Stable photon-atomic lattice solitons are generated in a BEC without atomic interactions.

The solitons include an optical component deforming the optical lattice.

A transition from loosely bound to tightly bound modes occurs with increasing atom number.

Abstract

We investigate the ground state (GS) of a collisionless Bose-Einstein condensate (BEC) trapped in a soft one-dimensional optical lattice (OL), which is formed by two counterpropagating optical beams perturbed by the BEC density profile through the local-field effect (LFE). We show that LFE gives rise to an envelope-deformation potential, a nonlocal potential resulting from the phase deformation, and an effective self-interaction of the condensate.
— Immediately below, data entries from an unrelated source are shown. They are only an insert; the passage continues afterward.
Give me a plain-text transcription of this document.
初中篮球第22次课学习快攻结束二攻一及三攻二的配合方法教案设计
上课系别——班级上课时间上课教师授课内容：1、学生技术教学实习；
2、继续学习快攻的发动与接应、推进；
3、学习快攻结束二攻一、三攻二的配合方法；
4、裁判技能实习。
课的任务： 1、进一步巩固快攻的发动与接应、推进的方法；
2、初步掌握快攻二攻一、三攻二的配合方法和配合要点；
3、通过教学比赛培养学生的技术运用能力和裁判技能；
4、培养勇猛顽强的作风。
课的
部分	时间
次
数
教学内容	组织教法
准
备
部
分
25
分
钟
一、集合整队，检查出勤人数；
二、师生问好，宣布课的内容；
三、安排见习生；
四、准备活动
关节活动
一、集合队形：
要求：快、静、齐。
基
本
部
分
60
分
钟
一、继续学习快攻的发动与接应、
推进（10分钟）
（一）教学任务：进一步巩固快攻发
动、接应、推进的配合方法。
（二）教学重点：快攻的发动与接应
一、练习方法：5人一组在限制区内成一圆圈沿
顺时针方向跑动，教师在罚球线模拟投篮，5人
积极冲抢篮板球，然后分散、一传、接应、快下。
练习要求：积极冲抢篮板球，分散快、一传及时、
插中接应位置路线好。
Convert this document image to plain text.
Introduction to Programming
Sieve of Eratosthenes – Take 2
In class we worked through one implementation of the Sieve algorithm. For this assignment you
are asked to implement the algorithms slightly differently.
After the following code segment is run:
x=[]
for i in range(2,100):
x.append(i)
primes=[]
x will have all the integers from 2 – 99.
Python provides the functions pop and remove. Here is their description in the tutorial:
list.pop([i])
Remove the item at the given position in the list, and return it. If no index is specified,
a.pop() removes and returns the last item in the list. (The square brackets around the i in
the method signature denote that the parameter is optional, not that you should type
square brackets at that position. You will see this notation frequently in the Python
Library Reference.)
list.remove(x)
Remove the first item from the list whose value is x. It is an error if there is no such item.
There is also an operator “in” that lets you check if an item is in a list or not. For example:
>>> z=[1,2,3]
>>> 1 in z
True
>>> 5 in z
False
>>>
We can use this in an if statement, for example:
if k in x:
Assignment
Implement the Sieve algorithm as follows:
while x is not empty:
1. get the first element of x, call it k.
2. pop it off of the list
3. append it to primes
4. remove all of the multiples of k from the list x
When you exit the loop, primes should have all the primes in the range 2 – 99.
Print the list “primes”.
As a result, stable photon-atomic lattice solitons, including an optical component, in the form of the deformation of the soft OL, in a combination with a localized matter-wave component, are generated in the blue-detuned setting, without any direct interaction between atoms. These self-trapped modes, which realize the system's GS, are essentially different from the gap solitons supported by the interplay of the OL potential and collisional interactions between atoms. A transition to tightly bound modes from loosely bound ones occurs with the increase of the number of atoms in the BEC.